The World Health Organization (WHO) remains confident the disease, of the same family as the deadly Ebola, can be brought under control. But the agency warned that rapid detection, isolation of victims and speedy tracing of contacts are vital to breaking the train of transmission, above all in urban settings where it is now occurring. An international network of expert laboratories set up by the World Health Organization (WHO) in Canada, Germany, South Africa and the United States to diagnose such viral haemorrhagic fevers is helping Angola fight the outbreak.

The legacy of Angola’s three decades of civil war – from a hospital system in dire need of basic equipment and supplies to poor communication and transportation to a population weakened by economic hardship – poses significant challenges, and WHO and other organizations are rushing in experts, supplies and equipment.

Close contact with bodily fluids of infected people, as in medical care or burial, appears to increase the risk of infection. With cases among health care workers underscoring the need to greatly increase supplies of protective equipment, a top priority is to prevent the virus from establishing a foothold in densely populated urban or peri-urban areas.
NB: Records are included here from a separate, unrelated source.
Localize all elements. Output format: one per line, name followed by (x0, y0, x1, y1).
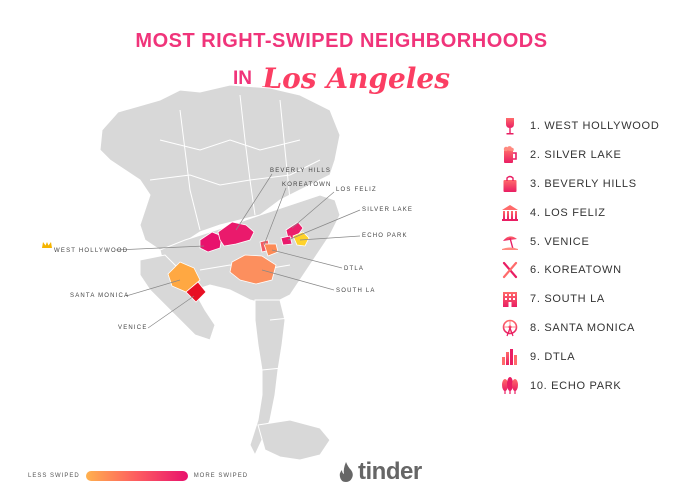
ranking-label: 1. WEST HOLLYWOOD (530, 120, 660, 133)
district-line (159, 139, 301, 151)
label-beverly-hills: BEVERLY HILLS (270, 168, 331, 174)
subtitle-prefix: IN (232, 67, 252, 89)
south-corridor (249, 299, 286, 457)
ferris-wheel-icon (502, 319, 518, 337)
region-beverly-hills (217, 221, 255, 247)
ranking-label: 5. VENICE (530, 235, 590, 248)
crown-shape (42, 242, 52, 248)
district-lines (149, 94, 321, 371)
leader-venice (147, 295, 195, 329)
city-base (99, 84, 341, 461)
leader-los-feliz (291, 191, 335, 229)
district-line (269, 317, 291, 321)
flame-icon (339, 462, 353, 482)
ranking-label: 10. ECHO PARK (530, 379, 622, 392)
label-south-la: SOUTH LA (336, 288, 376, 294)
ranking-label: 8. SANTA MONICA (530, 321, 636, 334)
legend-low-label: LESS SWIPED (28, 473, 80, 479)
ranking-label: 4. LOS FELIZ (530, 206, 606, 219)
region-south-la (229, 254, 277, 285)
map-subtitle: IN Los Angeles (0, 62, 683, 95)
ranking-item: 3. BEVERLY HILLS (500, 170, 670, 199)
map-title: MOST RIGHT-SWIPED NEIGHBORHOODS (135, 30, 548, 52)
crown-icon (42, 242, 52, 248)
region-dtla (263, 243, 279, 257)
leader-south-la (261, 269, 335, 291)
ranking-item: 2. SILVER LAKE (500, 141, 670, 170)
label-santa-monica: SANTA MONICA (70, 293, 129, 299)
observatory-icon (502, 204, 518, 221)
ranking-label: 9. DTLA (530, 350, 576, 363)
district-line (279, 99, 291, 201)
label-dtla: DTLA (344, 266, 364, 272)
beach-umbrella-icon (502, 236, 518, 250)
ranking-label: 6. KOREATOWN (530, 264, 622, 277)
shopping-bag-icon (503, 175, 517, 192)
skyline-icon (502, 348, 517, 365)
trees-icon (502, 376, 518, 394)
ranking-label: 7. SOUTH LA (530, 293, 605, 306)
leader-dtla (271, 249, 343, 269)
ranking-item: 8. SANTA MONICA (500, 314, 670, 343)
district-line (149, 159, 321, 186)
ranking-list: 1. WEST HOLLYWOOD 2. SILVER LAKE 3. BEVE… (500, 112, 670, 400)
brand-name: tinder (358, 458, 422, 485)
region-west-hollywood (199, 231, 223, 253)
legend-high-label: MORE SWIPED (193, 473, 249, 479)
ranking-label: 3. BEVERLY HILLS (530, 177, 637, 190)
label-echo-park: ECHO PARK (362, 233, 408, 239)
map-labels: WEST HOLLYWOOD BEVERLY HILLS KOREATOWN L… (54, 168, 413, 331)
ranking-item: 7. SOUTH LA (500, 285, 670, 314)
label-los-feliz: LOS FELIZ (336, 187, 377, 193)
ranking-label: 2. SILVER LAKE (530, 149, 622, 162)
swipe-legend: LESS SWIPED MORE SWIPED (28, 470, 248, 482)
leader-west-hollywood (115, 245, 205, 251)
building-icon (503, 292, 517, 308)
city-name: Los Angeles (262, 62, 451, 95)
legend-gradient-bar (85, 471, 188, 481)
ranking-item: 9. DTLA (500, 342, 670, 371)
region-silver-lake (280, 235, 293, 246)
leader-lines (115, 173, 361, 329)
leader-koreatown (263, 187, 287, 246)
label-koreatown: KOREATOWN (282, 182, 332, 188)
ranking-item: 1. WEST HOLLYWOOD (500, 112, 670, 141)
region-santa-monica (167, 261, 201, 293)
ranking-item: 4. LOS FELIZ (500, 198, 670, 227)
beer-mug-icon (503, 146, 517, 164)
tinder-logo: tinder (338, 458, 422, 486)
leader-beverly-hills (235, 173, 273, 231)
wine-glass-icon (506, 118, 514, 135)
leader-silver-lake (287, 209, 361, 241)
label-west-hollywood: WEST HOLLYWOOD (54, 248, 128, 254)
ranking-item: 6. KOREATOWN (500, 256, 670, 285)
neighborhoods (167, 221, 310, 303)
san-fernando-valley (99, 84, 341, 251)
ranking-item: 10. ECHO PARK (500, 371, 670, 400)
region-venice (185, 281, 207, 303)
leader-echo-park (299, 235, 361, 241)
fork-knife-icon (502, 262, 518, 279)
label-venice: VENICE (118, 325, 148, 331)
label-silver-lake: SILVER LAKE (362, 207, 413, 213)
leader-santa-monica (125, 279, 181, 297)
harbor-area (257, 419, 331, 461)
district-line (261, 367, 283, 371)
district-line (239, 94, 256, 216)
region-echo-park (292, 231, 310, 247)
ranking-item: 5. VENICE (500, 227, 670, 256)
district-line (179, 109, 201, 231)
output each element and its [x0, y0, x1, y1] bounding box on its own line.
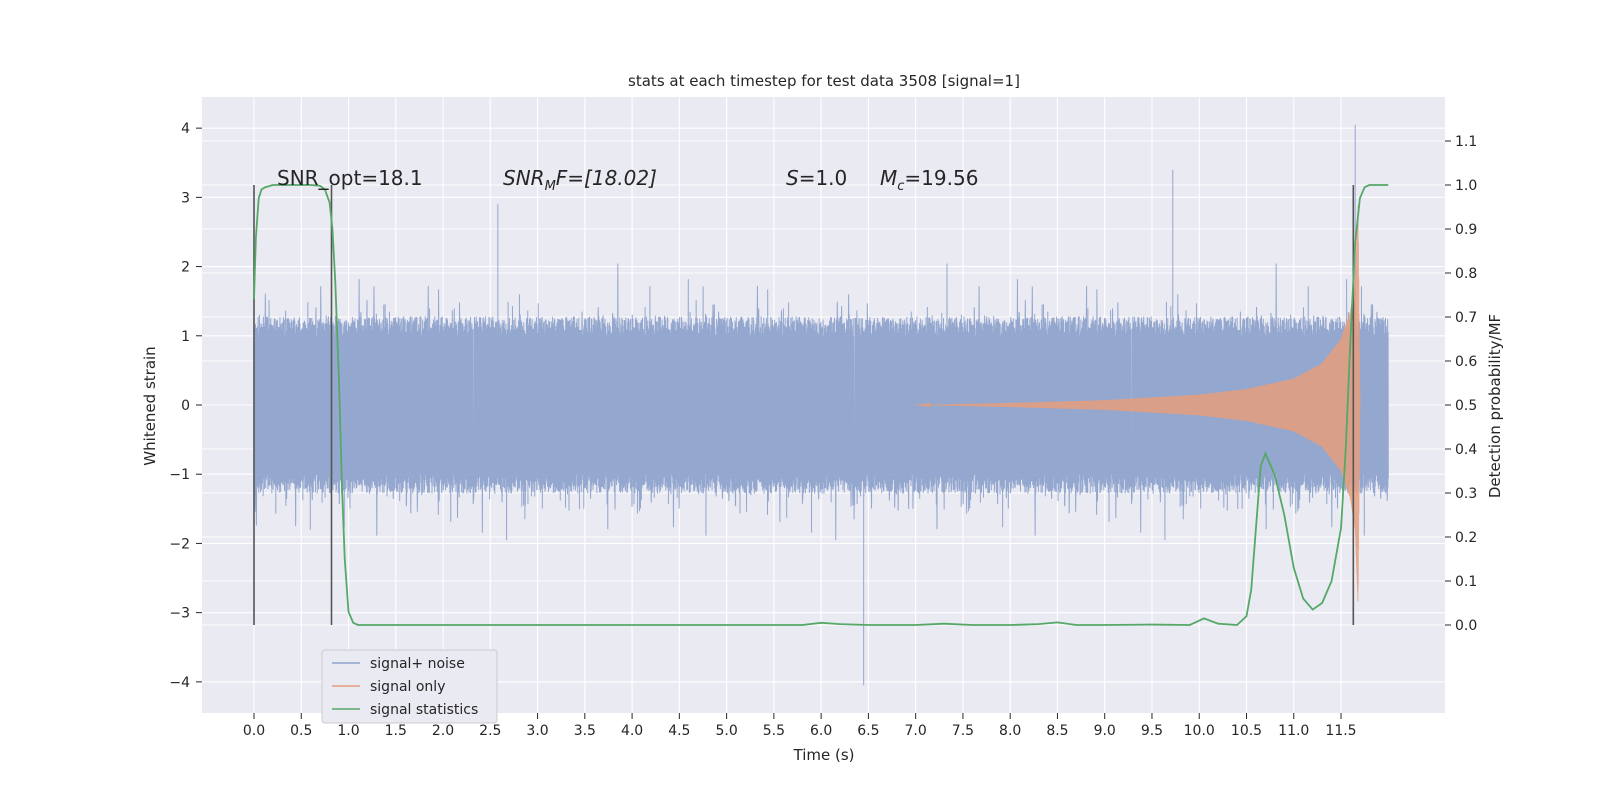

Uige, epicentre of the outbreak, has some 500,000 inhabitants, but Luanda, the capital, where cases have been reported, has close to 3 million.

The only other large outbreak, infecting 149 people, 123 of them fatally, occurred in two sparsely populated and isolated villages in the Democratic Republic of Congo (DRC), causing sporadic cases with small chains of transmission over a two-year period, and never reaching the intensity of transmission seen in just the past few weeks in Angola.

“The outbreak in Angola is not only the largest on record, with the highest fatality, but is also the first to occur in an urban setting,” WHO said in its latest update on the disease, which begins with severe diarrhoea, abdominal pain, nausea, vomiting and chest and lung pains, with a high proportion of victims developing severe haemorrhage in the gastrointestinal tract and lungs.

Based on experiences with Ebola, control measures can have an immediate impact by interrupting chains of transmission, but eventual success depends on their sustained application and requires very good communication and transportation systems, which cannot be established quickly. Moreover, hundreds of thousands of landmines seeded during the recently ended civil war make transportation by rail and road precarious, necessitating air transport of staff and equipment.

Marburg occurs very rarely and appears to be geographically confined to a few countries in southern Africa. It was first identified in 1967 during simultaneous outbreaks affecting laboratory workers in Marburg and Frankfurt, Germany, and in Belgrade, Yugoslavia. The outbreaks, which
involved 31 cases and seven deaths, were subsequently linked to contact with infected monkeys imported from Uganda. A longer-term objective is to determine where the virus hides in nature between outbreaks.